Krankenakten der „Aktion T4“ ausgewertet

Jahrzehntelang für verschollen gehaltene Akten zur Massenvernichtung behinderter Menschen wurden Anfang der 90er Jahre gefunden und zur wissenschaftlichen Aufarbeitung freigegeben.

Opfer der NS-Zeit
Dokumentationsarchiv des österreichischen Widerstandes

Wissenschaftler der Universität Heidelberg haben zu Jahresende 2002 die ersten Ergebnisse veröffentlicht. Sie geben Aufschluß über die Krankheitsdiagnosen der Opfer, die Dauer der Klinikaufenthalte sowie ihre Pflegebedürftigkeit und angenommene Arbeitsfähigkeit.

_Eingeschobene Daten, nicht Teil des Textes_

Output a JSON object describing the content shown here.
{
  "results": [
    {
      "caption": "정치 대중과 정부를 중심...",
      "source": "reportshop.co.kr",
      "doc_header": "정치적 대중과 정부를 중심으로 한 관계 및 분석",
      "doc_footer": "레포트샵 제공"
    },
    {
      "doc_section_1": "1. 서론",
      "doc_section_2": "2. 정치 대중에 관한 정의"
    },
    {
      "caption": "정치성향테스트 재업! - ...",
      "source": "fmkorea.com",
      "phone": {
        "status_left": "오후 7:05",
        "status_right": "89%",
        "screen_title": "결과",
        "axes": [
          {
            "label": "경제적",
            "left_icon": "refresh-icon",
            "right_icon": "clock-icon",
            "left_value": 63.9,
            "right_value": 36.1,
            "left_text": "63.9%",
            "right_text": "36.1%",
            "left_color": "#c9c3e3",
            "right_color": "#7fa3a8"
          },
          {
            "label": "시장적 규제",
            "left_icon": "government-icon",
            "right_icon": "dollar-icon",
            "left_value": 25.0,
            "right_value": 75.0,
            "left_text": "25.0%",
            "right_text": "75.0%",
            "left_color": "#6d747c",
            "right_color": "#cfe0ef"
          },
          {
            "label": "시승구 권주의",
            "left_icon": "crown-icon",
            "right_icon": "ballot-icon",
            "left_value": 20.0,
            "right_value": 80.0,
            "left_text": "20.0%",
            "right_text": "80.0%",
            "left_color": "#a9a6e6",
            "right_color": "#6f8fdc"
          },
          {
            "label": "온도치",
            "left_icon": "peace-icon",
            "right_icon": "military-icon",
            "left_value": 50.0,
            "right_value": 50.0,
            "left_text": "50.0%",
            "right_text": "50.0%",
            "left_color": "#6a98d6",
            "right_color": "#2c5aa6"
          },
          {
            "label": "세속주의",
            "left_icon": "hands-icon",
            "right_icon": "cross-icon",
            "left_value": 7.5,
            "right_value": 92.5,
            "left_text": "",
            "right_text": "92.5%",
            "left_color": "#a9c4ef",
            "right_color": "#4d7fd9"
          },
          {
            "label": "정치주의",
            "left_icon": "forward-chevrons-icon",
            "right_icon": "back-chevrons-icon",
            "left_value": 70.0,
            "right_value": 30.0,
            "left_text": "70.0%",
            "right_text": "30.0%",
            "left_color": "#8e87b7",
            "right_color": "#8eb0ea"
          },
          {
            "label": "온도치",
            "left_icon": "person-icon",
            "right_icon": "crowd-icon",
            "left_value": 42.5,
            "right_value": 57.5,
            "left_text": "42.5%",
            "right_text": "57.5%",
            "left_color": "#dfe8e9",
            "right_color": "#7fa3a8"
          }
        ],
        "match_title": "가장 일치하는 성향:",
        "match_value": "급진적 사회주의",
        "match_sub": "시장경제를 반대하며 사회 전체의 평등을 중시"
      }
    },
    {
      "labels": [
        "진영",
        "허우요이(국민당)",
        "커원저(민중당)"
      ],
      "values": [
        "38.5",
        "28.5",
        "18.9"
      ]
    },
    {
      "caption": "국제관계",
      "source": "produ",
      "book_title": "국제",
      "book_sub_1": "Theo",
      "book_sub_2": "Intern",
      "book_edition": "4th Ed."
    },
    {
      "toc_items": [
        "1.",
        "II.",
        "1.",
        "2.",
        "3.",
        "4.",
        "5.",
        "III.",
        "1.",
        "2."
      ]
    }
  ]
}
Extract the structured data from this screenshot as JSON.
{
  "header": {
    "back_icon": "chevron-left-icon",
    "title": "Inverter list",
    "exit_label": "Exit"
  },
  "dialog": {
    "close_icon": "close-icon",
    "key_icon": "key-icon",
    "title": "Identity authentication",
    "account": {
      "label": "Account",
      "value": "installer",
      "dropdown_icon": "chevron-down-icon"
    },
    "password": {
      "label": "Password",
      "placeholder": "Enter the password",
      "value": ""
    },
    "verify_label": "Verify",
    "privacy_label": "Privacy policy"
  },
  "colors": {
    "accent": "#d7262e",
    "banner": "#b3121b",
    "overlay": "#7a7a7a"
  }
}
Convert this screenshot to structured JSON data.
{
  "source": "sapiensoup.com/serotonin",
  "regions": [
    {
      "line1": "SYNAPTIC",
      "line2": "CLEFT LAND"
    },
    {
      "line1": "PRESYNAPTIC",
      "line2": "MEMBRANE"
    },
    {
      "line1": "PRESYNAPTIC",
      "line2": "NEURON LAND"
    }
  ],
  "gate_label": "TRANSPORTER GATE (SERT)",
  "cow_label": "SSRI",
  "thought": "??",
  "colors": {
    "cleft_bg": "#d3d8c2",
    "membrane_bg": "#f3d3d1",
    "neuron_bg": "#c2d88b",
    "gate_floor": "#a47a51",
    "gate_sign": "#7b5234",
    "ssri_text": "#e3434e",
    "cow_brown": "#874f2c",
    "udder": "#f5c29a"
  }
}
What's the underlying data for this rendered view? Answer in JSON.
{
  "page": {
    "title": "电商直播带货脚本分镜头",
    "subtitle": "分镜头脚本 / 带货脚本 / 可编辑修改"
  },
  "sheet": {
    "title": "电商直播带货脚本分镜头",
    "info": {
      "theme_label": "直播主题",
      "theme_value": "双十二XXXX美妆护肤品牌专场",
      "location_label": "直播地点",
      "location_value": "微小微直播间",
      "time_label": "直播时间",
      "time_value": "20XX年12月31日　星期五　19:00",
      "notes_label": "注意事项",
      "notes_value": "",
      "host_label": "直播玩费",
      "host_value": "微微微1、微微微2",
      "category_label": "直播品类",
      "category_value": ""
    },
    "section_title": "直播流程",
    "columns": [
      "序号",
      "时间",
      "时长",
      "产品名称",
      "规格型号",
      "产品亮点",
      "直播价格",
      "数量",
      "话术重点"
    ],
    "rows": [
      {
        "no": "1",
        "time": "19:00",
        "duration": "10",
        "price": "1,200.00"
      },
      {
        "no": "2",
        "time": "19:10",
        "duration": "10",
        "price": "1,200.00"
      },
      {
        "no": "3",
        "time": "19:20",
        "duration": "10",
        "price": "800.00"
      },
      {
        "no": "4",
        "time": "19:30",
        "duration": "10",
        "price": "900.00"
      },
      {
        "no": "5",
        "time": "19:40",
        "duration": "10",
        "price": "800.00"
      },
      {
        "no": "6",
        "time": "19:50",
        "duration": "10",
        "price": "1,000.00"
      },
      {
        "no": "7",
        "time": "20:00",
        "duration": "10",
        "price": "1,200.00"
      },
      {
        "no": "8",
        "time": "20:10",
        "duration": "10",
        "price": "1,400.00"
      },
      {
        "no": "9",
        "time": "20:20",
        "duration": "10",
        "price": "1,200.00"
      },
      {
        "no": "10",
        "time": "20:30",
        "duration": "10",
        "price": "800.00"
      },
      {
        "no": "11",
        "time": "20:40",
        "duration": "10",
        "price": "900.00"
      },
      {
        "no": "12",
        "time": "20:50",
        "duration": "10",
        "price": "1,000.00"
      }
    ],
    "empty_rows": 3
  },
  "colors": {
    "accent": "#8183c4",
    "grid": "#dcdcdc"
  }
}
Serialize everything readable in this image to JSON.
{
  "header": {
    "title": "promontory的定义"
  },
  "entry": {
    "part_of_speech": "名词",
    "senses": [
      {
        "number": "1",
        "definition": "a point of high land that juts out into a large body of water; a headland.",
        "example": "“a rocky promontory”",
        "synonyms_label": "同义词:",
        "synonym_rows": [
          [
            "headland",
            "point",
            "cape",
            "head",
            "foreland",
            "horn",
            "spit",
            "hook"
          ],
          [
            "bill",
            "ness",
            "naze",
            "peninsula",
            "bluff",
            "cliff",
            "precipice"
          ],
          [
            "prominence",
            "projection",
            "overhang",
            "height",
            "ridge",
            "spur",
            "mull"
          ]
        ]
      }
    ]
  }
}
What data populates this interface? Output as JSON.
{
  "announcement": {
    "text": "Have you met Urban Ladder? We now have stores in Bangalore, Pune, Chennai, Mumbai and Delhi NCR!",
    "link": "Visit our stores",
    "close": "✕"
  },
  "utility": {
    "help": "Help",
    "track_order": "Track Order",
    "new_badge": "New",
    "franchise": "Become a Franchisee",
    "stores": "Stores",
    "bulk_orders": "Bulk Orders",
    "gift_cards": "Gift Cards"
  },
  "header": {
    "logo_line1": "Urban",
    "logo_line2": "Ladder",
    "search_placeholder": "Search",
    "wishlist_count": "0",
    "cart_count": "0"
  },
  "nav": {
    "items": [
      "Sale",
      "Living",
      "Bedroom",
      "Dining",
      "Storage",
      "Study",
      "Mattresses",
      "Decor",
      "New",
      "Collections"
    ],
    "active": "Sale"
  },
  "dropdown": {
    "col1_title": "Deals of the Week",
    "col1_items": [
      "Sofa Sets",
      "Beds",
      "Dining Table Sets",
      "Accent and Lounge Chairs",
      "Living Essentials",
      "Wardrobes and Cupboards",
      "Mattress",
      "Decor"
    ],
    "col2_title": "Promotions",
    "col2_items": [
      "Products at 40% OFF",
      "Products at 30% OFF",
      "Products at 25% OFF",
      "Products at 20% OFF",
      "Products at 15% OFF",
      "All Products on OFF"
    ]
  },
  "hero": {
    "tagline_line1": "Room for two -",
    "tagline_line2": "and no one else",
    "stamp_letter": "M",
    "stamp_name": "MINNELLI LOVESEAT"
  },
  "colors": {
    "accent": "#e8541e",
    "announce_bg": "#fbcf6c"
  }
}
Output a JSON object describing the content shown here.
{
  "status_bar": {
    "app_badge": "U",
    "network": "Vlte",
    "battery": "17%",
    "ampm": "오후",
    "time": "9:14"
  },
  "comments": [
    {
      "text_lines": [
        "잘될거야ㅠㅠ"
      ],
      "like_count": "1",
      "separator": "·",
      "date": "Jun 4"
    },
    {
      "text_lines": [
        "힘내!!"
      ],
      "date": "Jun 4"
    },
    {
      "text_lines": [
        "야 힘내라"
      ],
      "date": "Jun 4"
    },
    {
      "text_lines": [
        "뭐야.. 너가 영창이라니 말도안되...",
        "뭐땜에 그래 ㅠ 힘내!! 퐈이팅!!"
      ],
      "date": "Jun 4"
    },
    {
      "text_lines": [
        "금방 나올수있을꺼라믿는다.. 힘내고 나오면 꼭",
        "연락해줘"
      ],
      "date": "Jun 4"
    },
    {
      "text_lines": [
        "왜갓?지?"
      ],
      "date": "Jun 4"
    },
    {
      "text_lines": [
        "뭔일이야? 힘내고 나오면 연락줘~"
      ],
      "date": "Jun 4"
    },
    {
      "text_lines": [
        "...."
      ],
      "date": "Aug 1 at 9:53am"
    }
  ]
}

„Mit unserer Forschungsarbeit möchten wir dazu beitragen, daß die anonymen Opfer der ersten zentral organisierten Vernichtungsaktion im Nationalsozialismus als Individuen gewürdigt und ihre Schicksale dokumentiert werden“, erklärt der Ärztliche Direktor der Psychiatrischen Universitätsklinik Heidelberg, Christoph Mundt, in der Fachzeitschrift „Der Nervenarzt“ die Beweggründe der Forscher.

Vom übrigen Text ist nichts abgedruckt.